If you have a piece of artwork in good condition, the most important thing you can do is to preserve it with proper framing. Always try to find a framer that is PPFA (Professional Picture Framers Association) certified. Only those with high levels of knowledge in the framing industry are awarded this degree of excellence. When framing, ask you framer to use the following Archival or Museum Quality framing components on works of art that are on paper:
- Cotton Mats – Referred to as “Rag” or cotton mats. These are the only non-acidic mats.
- Dead Air Space – The artwork should never come in contact with the glass.

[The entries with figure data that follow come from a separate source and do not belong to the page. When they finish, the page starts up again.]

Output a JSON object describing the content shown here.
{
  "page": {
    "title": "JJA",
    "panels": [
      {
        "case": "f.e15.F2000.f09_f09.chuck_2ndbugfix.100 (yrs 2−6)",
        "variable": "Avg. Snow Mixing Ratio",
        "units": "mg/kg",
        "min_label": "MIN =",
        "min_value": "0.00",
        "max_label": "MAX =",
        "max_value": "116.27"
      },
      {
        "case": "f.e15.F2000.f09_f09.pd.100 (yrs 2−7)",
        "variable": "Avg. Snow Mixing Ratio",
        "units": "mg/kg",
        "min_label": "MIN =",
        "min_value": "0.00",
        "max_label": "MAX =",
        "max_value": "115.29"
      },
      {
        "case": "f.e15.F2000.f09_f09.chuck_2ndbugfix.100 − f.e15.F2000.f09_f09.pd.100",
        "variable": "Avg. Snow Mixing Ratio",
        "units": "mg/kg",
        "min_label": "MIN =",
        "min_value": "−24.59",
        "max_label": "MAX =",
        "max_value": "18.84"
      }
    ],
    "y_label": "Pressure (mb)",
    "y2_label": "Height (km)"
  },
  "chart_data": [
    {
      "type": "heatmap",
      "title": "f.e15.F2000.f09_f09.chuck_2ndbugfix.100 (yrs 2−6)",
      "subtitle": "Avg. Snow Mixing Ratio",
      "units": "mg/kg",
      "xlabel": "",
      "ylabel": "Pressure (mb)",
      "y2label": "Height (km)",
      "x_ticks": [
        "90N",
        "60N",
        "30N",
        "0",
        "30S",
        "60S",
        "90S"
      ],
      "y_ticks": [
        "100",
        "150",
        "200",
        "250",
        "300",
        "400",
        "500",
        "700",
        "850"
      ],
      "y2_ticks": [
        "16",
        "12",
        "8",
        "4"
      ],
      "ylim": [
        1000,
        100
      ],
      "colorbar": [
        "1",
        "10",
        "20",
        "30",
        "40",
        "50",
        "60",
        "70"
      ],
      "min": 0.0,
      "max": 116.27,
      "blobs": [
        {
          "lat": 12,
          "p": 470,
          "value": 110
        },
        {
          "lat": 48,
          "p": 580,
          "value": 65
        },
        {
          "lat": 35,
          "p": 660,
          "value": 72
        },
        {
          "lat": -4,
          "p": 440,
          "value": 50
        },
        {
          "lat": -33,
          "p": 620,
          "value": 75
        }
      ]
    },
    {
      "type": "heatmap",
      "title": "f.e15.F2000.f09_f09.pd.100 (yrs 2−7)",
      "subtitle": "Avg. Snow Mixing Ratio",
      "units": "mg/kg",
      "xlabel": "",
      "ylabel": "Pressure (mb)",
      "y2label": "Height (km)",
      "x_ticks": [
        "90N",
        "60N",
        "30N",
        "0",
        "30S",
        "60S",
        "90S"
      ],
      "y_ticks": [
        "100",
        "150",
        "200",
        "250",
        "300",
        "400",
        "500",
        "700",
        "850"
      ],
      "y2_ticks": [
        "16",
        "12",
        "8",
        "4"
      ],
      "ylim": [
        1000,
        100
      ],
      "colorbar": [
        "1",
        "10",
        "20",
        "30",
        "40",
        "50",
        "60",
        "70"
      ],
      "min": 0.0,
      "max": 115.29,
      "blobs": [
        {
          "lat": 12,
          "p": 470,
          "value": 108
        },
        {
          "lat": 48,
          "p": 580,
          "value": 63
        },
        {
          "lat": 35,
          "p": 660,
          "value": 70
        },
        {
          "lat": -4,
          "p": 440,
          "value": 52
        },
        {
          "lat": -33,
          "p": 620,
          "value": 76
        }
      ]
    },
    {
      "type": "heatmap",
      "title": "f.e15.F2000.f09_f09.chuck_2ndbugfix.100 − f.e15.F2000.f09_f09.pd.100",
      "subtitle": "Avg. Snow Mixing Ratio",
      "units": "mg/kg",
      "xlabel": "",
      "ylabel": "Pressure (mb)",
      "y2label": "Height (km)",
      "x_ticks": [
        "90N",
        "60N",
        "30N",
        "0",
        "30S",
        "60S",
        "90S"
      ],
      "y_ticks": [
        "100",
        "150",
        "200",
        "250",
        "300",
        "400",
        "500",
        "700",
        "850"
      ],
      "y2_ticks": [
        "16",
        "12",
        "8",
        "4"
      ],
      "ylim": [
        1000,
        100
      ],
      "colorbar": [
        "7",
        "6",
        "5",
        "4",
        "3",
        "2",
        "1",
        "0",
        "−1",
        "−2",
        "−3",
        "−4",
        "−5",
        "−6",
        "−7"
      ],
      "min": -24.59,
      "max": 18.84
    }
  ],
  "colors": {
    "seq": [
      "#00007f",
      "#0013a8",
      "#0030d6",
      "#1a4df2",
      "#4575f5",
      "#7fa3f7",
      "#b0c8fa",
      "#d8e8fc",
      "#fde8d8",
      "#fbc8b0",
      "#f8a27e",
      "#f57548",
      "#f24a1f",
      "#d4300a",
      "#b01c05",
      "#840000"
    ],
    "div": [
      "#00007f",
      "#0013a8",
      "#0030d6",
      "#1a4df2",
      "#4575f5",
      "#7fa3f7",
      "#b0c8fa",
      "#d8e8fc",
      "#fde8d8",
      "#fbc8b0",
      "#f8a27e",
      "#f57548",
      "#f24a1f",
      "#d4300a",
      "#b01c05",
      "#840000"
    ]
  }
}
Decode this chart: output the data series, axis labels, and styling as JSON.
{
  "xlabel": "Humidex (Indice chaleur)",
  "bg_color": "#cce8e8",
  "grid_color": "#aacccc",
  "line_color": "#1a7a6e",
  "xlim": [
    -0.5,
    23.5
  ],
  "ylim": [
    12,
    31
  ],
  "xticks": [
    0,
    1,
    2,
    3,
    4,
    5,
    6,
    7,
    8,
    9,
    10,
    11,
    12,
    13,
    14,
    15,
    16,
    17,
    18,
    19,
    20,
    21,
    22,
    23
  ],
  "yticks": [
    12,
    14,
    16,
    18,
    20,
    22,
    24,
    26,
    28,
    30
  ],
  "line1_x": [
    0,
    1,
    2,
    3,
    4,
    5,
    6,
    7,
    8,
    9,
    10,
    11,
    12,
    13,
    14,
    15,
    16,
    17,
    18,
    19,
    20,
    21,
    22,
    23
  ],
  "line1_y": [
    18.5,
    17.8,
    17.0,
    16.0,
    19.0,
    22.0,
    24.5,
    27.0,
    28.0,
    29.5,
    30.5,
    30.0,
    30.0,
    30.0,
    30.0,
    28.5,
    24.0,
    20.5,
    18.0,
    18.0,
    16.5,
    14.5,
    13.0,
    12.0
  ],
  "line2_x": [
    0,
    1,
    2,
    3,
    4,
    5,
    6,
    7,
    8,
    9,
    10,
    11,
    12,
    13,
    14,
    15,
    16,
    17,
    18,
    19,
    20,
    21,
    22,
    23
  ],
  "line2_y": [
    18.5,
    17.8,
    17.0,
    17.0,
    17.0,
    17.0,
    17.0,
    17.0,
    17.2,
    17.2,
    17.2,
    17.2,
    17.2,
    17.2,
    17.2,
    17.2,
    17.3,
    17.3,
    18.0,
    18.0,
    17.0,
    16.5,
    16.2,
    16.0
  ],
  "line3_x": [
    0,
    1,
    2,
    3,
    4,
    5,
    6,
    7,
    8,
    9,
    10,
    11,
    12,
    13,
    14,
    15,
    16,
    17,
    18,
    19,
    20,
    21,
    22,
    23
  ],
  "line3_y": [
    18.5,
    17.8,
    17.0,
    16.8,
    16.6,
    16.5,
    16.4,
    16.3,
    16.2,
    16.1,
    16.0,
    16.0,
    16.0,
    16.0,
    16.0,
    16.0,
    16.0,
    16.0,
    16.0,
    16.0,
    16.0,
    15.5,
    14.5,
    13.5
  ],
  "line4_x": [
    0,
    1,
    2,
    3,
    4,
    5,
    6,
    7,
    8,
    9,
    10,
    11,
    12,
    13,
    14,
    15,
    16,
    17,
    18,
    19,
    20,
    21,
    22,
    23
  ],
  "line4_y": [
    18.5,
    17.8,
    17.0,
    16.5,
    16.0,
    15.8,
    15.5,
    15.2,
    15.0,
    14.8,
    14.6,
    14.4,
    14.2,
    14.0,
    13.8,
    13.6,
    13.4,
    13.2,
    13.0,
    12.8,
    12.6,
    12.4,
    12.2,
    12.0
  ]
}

If no mat is used to keep it off the glass, you should request a spacer to be hidden behind the glass to keep moisture from being trapped on the piece of art.
- UV Glass – Always use a glass with ultraviolet blocking filters to keep the art from fading.
- Museum Mounting – Use a Japanese Rice Starch and Mulberry Paper Hinges to hold and suspend the art in the mat window opening. NEVER use any gummed adhesive or tapes. Many believe the myth that surgical is acceptable, but it is not approved by the Library of Congress for works of art on paper and therefore should not be used.
- Dust Cover – A paper dust cover not only finishes the back aesthetically, but also keeps insects and pollution out.
- Line the Rabbit – If you are framing a canvas, make sure mylar tape is used to seal the acidity on the edge of the frame away from the canvas edge.
So you didn’t know better, or you acquired an object that already has damage. How do you repair that damage? Many times when pieces look hopeless, we can reverse much of the damage.
With Paper you can:
- Surface Clean – Just as it sounds, you can clean the surface of the paper and remove much of the pollution and atmosphere grim.
- Flatten – Flattening the wrinkling of the paper by carefully moistening and then removing the moisture under weighted pressure.
- Bleach – Through a very careful chemical bleaching process, which does not compromise the paper, much of the foxing and staining can be removed.
- Thymolize – By applying thyme oil (which is a natural anti-fungal used holistically), it acts as an anti-fungal and mold retardant.
- Weave and Fill Paper – Just like it sounds, paper is made and used to fill any voids in the print.
- Restore Pigment – Pigment is applied in areas that are badly void of color.
- Hydrated – The paper is fed with restorative solutions combating some of the brittleness from being so dry.
- Paper Support – In cases where the paper is SO brittle that it will just fall apart, the print may be mounted to a board with a non-acidic, neutral PH adhesive.
- Archival Mist – It is a spray that neutralizes acid in the paper. While it won’t reverse the aging, it will stop the process. It is an antacid for the paper.
With canvas you can:
- Remove the varnish.
- Remove and kill mold.
- Line, or Reline the Canvas – This involves, making a solution of beeswax and rosin and mounting the compromised canvas to a new linen substrate.
- Fill the Void, Texture – Once lined, we make a mixture of paris chalk, boiled linseed oil, and make a picture “putty” that is tinted. That is then used to carefully fill any missing area where the canvas has been torn. Before that dries, we take a piece of canvas and mimic the texture. Then after dried it is painted, carefully not blending or over painting any good areas.
- Feed the Oil – Using a combination of oils to feed the painting to restore the color and vibrancy. It is similar to using hand lotion to make skin look healthier.
- Inpaint – This means painting the missing areas.
- Varnish – Finally, use a coat of varnish to seal. Varnish is a protective coating that is meant to protect the art itself. Is it intended to be removed when it ages, and then reapplied.
You clean your carpet, drapes, and your clothes. So don’t neglect your art. Preserve it for future generations to enjoy.